Queens of the Stone Age – Lucca Summer Festival | LIVE REPORT

- giugno 26, 2018

Di solito, almeno per me, Lucca è la città del Lucca Comics & Games: per una manciata di giorni ogni anno, nel mese di novembre, svariate migliaia di cosplayers, di appassionati di videogiochi e di fumetti, e di semplici visitatori e curiosi invadono il centro storico della bella città toscana. Per questo è straniante per me andarci in un’altra occasione, sotto un’altra veste, a vedere i Queens of the Stone Age per l’apertura della ventunesima edizione del Lucca Summer Festival, che quest’anno sfoggia un programma di tutto rispetto: oltre ai QOTSA, ci saranno Roger Waters, King Crimson, Gorillaz, Gianni Morandi (quello vero, non Gianni Il Malvagio)…

I vantaggi di lavorare per Radio Cult.

E’ strano non vedere le famose e interminabili code di macchine all’uscita dell’autostrada Lucca Est – non dico che mi manchino, ma quasi. Superata a piedi l’iconica cinta muraria che circonda il centro storico di Lucca, ci avviamo verso Piazza Napoleone.

La situazione che troviamo ci sorprende: non la tipica situazione da “festival” con i panini preconfezionati e la birra sponsor da 6 euro. La Piazza (in gran parte occupata dall’enorme palco) è linda e tirata a lucido per l’occasione, e i baretti per tutta la piazza sono aperti e “liberi” da obblighi di sponsor, con i tavolini fuori e le birre artigianali. Una dimensione “casalinga” e comunque ben organizzata, con la proiezione di un video introduttivo al concerto che illustra gli spazi di fuga, i bagni, e i luoghi destinati alle forze dell’ordine. Un plauso davvero all’organizzazione del festival.

Ma siamo qui soprattutto per parlare del rock dei Queens of The Stone Age, che si presentano in gran forma all’appuntamento. Il tour mondiale dell’ultimo album Villains, cominciato a Giugno 2017 in occasione dell’uscita del disco, sta volgendo al termine e ci consegna una band rodata e affiatata, con una scaletta che combina efficacemente i pezzi rocciosi di Songs for the Deaf, i riff ripetitivi di Lullabies to Paralyze e Era Vulgaris e il groove degli ultimi album.

La nostra caporedattrice aggiorna a ogni concerto il suo album di Facebook dal titolo: “Concerti da 1m e 60cm”. Questo il risultato in quel di Lucca.

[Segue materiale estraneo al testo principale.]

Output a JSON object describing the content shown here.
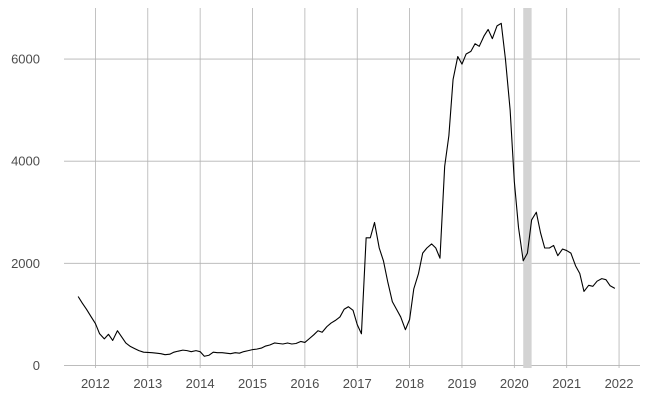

Lo show ovviamente è in gran parte un’esibizione continua di Josh Homme – fondatore e vero leader della band, che si produce in vari siparietti, tutti dall’elevata connotazione sessuale: dai “giochi” con i paletti luminosi a led fissati sul palco, e usati a mo’ di punching ball una volta, e come pali della lap dance un’altra; ai reggiseni presi chissà dove e sventolati con orgoglio alla folla; fino alle immancabili parolacce in italiano (qui le migliori: “ti scopo la fi*a”, “scopiamo” e “ti rompo il culo”). Tutto nell’ordinaria ammistrazione.

“Un mix tra Donald Trump, David Lynch e Arnold Schwarzenegger” (cit. caporedattrice Anna). Ma quanto si diverte?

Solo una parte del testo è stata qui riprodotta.